There are three common targeting options which are widely available in today’s chatbots:
- Targeting Visitors Based on Their On-Site Behavior
- Targeting Visitors Based on the Sites They’re Coming From
- Targeting Visitors Based on the Companies They Work For
Step #5 Qualify Leads
Build a Lead Qualification Chatbot (Without Writing a Single Line of Code)
One of the biggest problems we were able to solve with the help of a chatbot was qualifying leads in real time.
Coming Up with Questions and Responses for Your Bot
While it might sound technical, setting up a lead qualification chatbot on your website is really an exercise in crafting conversations. It’s about coming up with interesting questions, anticipating the responses you might get, and then writing relevant follow-ups based on those responses. Unlike a lead capture form, a lead qualification chatbot doesn’t passively collect answers, but actively engages visitors in one-to-one conversation and learns about those visitors just as a human marketer or sales rep would. But to clarify, the goal here isn’t to have the chatbot convince your website visitors that it’s human; the goal is to be able to provide a high-quality, real-time buying experience on your website, even when the humans on your team are unavailable.
Of course, the specific questions marketing and sales teams have lead qualification chatbots ask will vary from company to company and industry to industry.
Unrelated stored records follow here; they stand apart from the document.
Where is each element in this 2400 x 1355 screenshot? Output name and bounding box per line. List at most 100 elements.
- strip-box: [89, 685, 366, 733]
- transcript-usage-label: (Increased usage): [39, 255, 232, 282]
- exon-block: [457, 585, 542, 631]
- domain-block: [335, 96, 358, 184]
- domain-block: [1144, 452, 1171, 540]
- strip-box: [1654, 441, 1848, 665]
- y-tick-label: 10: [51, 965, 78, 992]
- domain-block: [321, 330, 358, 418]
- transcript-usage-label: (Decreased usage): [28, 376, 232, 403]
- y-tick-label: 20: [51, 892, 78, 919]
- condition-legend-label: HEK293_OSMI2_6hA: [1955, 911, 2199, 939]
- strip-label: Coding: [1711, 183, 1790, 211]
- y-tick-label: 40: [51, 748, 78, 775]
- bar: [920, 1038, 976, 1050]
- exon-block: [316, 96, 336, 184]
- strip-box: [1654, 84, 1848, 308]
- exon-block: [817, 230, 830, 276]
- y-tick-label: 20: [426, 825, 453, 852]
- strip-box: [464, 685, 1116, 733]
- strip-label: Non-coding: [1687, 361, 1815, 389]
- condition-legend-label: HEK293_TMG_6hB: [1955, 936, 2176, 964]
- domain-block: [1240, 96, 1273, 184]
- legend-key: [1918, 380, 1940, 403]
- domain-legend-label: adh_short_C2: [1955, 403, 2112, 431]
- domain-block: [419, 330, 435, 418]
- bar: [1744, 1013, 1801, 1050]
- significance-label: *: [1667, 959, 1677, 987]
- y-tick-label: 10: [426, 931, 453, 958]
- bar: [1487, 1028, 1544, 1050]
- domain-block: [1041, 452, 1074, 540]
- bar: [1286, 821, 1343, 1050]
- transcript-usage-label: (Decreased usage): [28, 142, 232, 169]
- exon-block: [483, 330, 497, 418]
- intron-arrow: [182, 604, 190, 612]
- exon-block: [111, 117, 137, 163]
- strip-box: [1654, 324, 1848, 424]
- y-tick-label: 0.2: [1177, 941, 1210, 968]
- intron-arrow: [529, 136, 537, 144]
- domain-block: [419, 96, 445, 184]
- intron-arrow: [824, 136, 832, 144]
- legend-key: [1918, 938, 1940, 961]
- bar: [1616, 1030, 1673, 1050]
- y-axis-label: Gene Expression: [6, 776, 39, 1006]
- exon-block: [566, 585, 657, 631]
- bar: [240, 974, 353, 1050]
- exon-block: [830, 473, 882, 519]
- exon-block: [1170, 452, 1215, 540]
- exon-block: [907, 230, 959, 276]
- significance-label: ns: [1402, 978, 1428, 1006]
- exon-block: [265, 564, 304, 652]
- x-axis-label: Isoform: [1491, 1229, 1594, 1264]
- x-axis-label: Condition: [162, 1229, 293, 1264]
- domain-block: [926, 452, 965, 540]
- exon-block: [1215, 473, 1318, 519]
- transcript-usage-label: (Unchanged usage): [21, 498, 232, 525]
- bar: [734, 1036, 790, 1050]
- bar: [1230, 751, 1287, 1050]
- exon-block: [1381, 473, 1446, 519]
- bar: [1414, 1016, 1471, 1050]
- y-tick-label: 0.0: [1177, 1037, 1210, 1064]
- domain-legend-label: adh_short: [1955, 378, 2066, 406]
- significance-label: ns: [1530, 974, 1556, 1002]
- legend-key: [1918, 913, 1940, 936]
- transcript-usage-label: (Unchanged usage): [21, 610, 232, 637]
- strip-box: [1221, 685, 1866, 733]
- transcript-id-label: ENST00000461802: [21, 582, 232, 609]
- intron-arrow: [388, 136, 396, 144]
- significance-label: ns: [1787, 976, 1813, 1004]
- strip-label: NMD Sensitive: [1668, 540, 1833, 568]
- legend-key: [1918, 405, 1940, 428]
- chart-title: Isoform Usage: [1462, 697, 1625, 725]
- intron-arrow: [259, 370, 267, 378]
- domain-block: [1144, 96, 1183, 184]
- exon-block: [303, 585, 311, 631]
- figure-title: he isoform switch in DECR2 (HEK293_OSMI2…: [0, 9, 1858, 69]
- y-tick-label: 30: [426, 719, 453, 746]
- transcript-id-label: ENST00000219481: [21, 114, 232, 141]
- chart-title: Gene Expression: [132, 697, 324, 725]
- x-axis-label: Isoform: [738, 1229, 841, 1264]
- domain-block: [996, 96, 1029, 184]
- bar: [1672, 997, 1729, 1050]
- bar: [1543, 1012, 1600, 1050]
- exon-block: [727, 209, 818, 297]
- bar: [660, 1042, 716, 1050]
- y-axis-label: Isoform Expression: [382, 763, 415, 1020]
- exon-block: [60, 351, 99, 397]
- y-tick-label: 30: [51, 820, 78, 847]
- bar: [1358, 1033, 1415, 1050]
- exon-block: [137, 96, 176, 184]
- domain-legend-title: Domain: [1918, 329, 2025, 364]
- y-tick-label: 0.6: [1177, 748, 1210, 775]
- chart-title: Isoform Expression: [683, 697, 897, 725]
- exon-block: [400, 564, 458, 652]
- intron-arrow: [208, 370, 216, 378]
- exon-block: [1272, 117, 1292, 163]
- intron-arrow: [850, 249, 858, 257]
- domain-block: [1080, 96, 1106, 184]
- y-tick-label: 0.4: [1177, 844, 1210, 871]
But as a starting point, the following “What? Who? How?” template is recommended:
- What brought you here?
- Who are you?
- How can I help you use our product?
Setting Up Responses
There are two different ways you can approach writing chatbot responses: by basing them on keywords that visitors use when answering open-ended questions, or by basing them on button responses—which you’ve pre-written—that visitors click on.
Using Keywords
By crafting responses that align to certain keywords or sets of keywords, your lead qualification chatbot can ask your website visitors open-ended questions and—provided there’s a keyword match—reply with customized responses.
Using Button Responses
While keyword matching is perhaps the more natural way of getting your lead qualification chatbot to provide relevant responses, as your visitors are able to use natural language when answering qualifying questions, button responses allow for a speedier qualification process. Instead of having your chatbot ask open-ended questions, with button responses, you can make your questions multiple choice
Deciding On a Call-to-Action (CTA)
Whether you use keyword matching, button responses, or a combination of both, once you’ve set up your questions and the corresponding responses, you will have the makings of a chatbot that can work toward a specific goal. As a lead qualification chatbot, that goal is to identify people who are likely to buy by engaging them in conversation and persuading them to answer a few questions.
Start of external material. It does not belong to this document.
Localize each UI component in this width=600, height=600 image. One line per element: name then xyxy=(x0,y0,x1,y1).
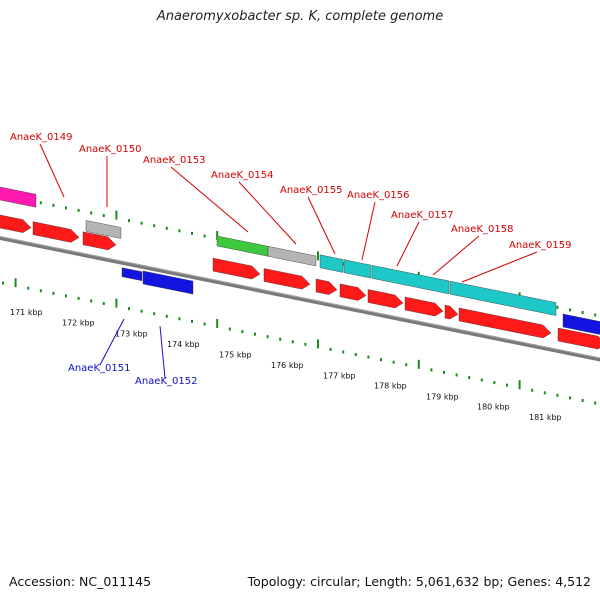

Now, let’s imagine that a website visitor has replied to all of the chatbot’s questions and, based on the answers that he or she has given, it’s clear that this person is a great fit to buy. In other words, let’s imagine that a chatbot has succeeded in its goal. It begs the obvious question: What should that chatbot do next?
After reaching its goal, the chatbot can automatically display a call-to-action (CTA)—a prompt that encourages qualified leads to talk to a human sales rep, or to book a time on a sales reps’ calendar or to start a free trial of your product, or to simply leave an email address. Ultimately, the CTA you use at the end of your chatbot conversation will depend on what you’re trying to accomplish.